Another problem is the import of cheaper foreign made (substitutes) consumer products. They add to the grief because they sell phenomenally well without much or any marketing or branding design thought. They are successful in distribution and make availability (SCM strategy) almost look like a joke. You may not get branded products (advertised products) as readily as these products which are often available as replacements for your regular purchase products.
Such discomfort is still manageable for popular brands with Innovation & Design thinking.

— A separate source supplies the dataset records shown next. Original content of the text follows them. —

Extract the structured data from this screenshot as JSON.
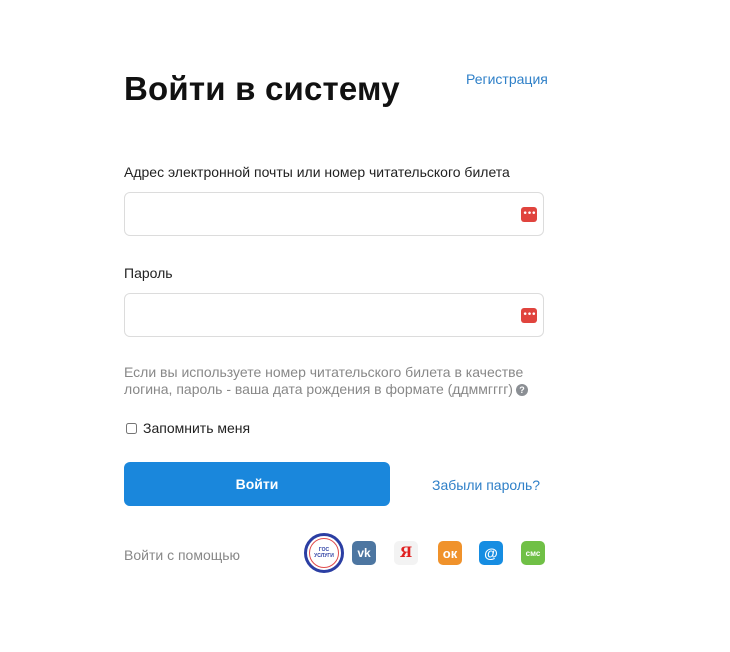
{
  "header": {
    "title": "Войти в систему",
    "register_link": "Регистрация"
  },
  "form": {
    "email_label": "Адрес электронной почты или номер читательского билета",
    "email_value": "",
    "password_label": "Пароль",
    "password_value": "",
    "password_manager_icon": "•••",
    "hint": "Если вы используете номер читательского билета в качестве логина, пароль - ваша дата рождения в формате (ддммгггг)",
    "help_icon": "?",
    "remember_label": "Запомнить меня",
    "remember_checked": false,
    "login_button": "Войти",
    "forgot_link": "Забыли пароль?"
  },
  "social": {
    "label": "Войти с помощью",
    "providers": [
      {
        "name": "gosuslugi-icon",
        "glyph_top": "ГОС",
        "glyph_bottom": "УСЛУГИ",
        "color": "#2b3ea3"
      },
      {
        "name": "vk-icon",
        "glyph": "vk",
        "color": "#4d76a1"
      },
      {
        "name": "yandex-icon",
        "glyph": "Я",
        "color": "#e02020"
      },
      {
        "name": "odnoklassniki-icon",
        "glyph": "ок",
        "color": "#f0922b"
      },
      {
        "name": "mailru-icon",
        "glyph": "@",
        "color": "#168de2"
      },
      {
        "name": "sms-icon",
        "glyph": "смс",
        "color": "#70c046"
      }
    ]
  },
  "colors": {
    "accent": "#1a87dc",
    "link": "#2f80c8",
    "muted_text": "#888888"
  }
}
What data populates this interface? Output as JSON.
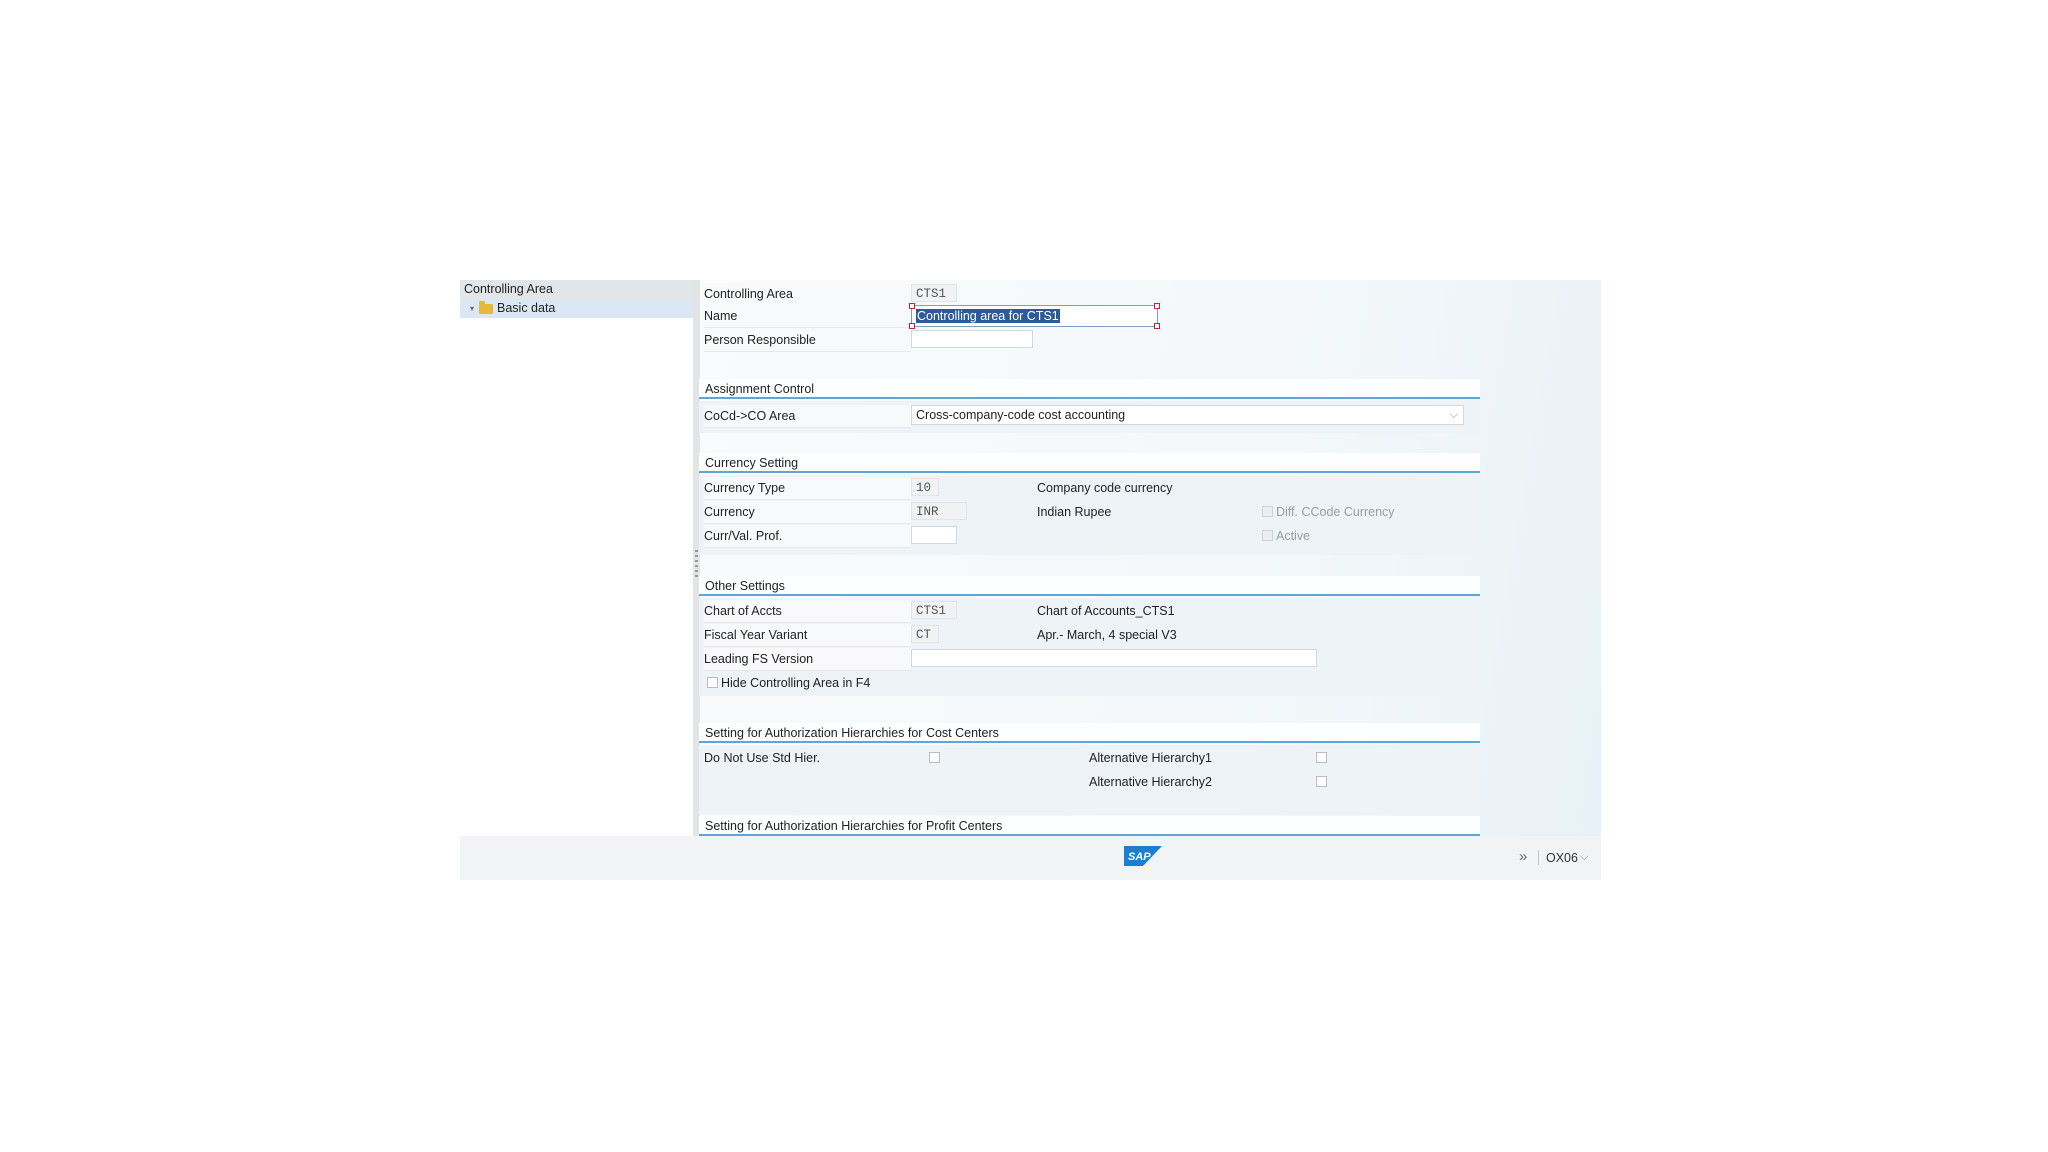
{
  "tree": {
    "root_label": "Controlling Area",
    "node_label": "Basic data"
  },
  "fields": {
    "controlling_area": {
      "label": "Controlling Area",
      "value": "CTS1"
    },
    "name": {
      "label": "Name",
      "value": "Controlling area for CTS1"
    },
    "person_responsible": {
      "label": "Person Responsible",
      "value": ""
    }
  },
  "assignment_control": {
    "title": "Assignment Control",
    "cocd_label": "CoCd->CO Area",
    "cocd_value": "Cross-company-code cost accounting"
  },
  "currency_setting": {
    "title": "Currency Setting",
    "currency_type_label": "Currency Type",
    "currency_type_value": "10",
    "currency_type_desc": "Company code currency",
    "currency_label": "Currency",
    "currency_value": "INR",
    "currency_desc": "Indian Rupee",
    "diff_ccode_label": "Diff. CCode Currency",
    "curr_val_label": "Curr/Val. Prof.",
    "curr_val_value": "",
    "active_label": "Active"
  },
  "other_settings": {
    "title": "Other Settings",
    "chart_label": "Chart of Accts",
    "chart_value": "CTS1",
    "chart_desc": "Chart of Accounts_CTS1",
    "fy_label": "Fiscal Year Variant",
    "fy_value": "CT",
    "fy_desc": "Apr.- March, 4 special V3",
    "leading_fs_label": "Leading FS Version",
    "leading_fs_value": "",
    "hide_label": "Hide Controlling Area in F4"
  },
  "auth_cost_centers": {
    "title": "Setting for Authorization Hierarchies for Cost Centers",
    "do_not_use_label": "Do Not Use Std Hier.",
    "alt1_label": "Alternative Hierarchy1",
    "alt2_label": "Alternative Hierarchy2"
  },
  "auth_profit_centers": {
    "title": "Setting for Authorization Hierarchies for Profit Centers"
  },
  "footer": {
    "logo_text": "SAP",
    "transaction": "OX06"
  },
  "colors": {
    "section_underline": "#5fa6d6",
    "selection": "#2d5b9a",
    "sap_blue": "#1a7fd1"
  }
}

Having set the background let’s see which micro issues and products can cause greater discomfort as a brand design practitioner (in places where position is that of a non user). There have been more than three occasions, in which I was involved, when we were briefed on brand design solutions requirement for sanitary pads. In India it is considered as a dark category (only to speak) because advertising is all over the place for sanitary napkins. But I feel for sure that it is a category where men generally lack both basic & critical knowledge (unless you are a brand manager or marketing manager or production manager at the R&D facility or the likes). As a brand design solutions provider there were couple of unavoidable problems which I noticed on my face.
  1. ·        First of all was the presentation of information for briefing or discussion purposes as a non user to the design team which included actual consumers of the product. While sharing information was a piece of the problem, the other bigger problem was sharing insights, making inferences and devising strategy,
  2. ·        Second was the demonstration of the new product and its key benefits (NPD) as  non user & detailing the USP and differentiation as provided in the brief to a set of consumers,
  3. ·       Third was reviewing the design and the supporting logic of the designer who was a user.

Once the project was over I realized that the problems in our head were typical to some product categories. However, during the course of the project I did not find any designer (user or non user) being embarrassed or uncomfortable being present in the meeting room for briefing, discussions, development and reviews. I had my fears of course but they were all vanquished once we set the ball rolling and kept a single point focus – DESIGN Management.

I think the credit goes to DESIGN MANAGEMENT THINKING rather than individual notions, stance or linkages, approach or attempt. During the entire project we were always thinking of ‘what difference are we going to bring about in the lives of the millions of customers and how they are going to benefit from what we did for them’. Everybody had put on the attitude of doing it for someone, and ignoring their own dilemmas.   

Recently we were commissioned a project on brand design for a male contraceptive (condoms) brand. Having felt the discomfort in my team on earlier occasions, I was wondering how my team (uesers and non users) would handle this more overt category where brand design is driven by erotic and provocative visuals (especially in India).
Three major discomforts were noticed in my team
  1. How to open the screen or webpage of sexually erotic pictures of models and couples (termed pornographic) for situation analysis during office hours 
  2. How to brief and discuss with the team on the existing trends and design vocabulary used by several brands having direct competition (internationally the design vocabulary is very different, almost perpendicular)
  3. How to review the new design that was developed and explaining why someone had used a particular style/pose/gesture/body/ body language or something like that

My team dealt with the situation very boldly and did not let the nature of the project disturb the rhythm of the job. Everyone took the task at hand in a very mature way and again something was like déjà vu – we are doing it for someone outside our space hoping that the end customer will like it and accept the brand design. The spirit in the design wing was more upbeat and humorous rather than embarrassing and one of guilt. The team was so indifferent yet involved that for few moments porn had become a perspective of life, a way of good life, performance oriented and not taboo. Many a times it was difficult to say when a person was watching porn literally or doing homework for brand design. Hilarious isn’t it.

One lesson I learnt from these few experiences is that DESIGN has the power to overcome all inhibitions or can lend the power to mitigate all inhibitions. It is not always about good looks in design; it is about what is behind the DESIGN, the motive, the essence and the spirit of the creator and the user thereafter.    


DESIGN makes you forget who you are and why are you there. It only makes you feel, Oh God what wonder have I done.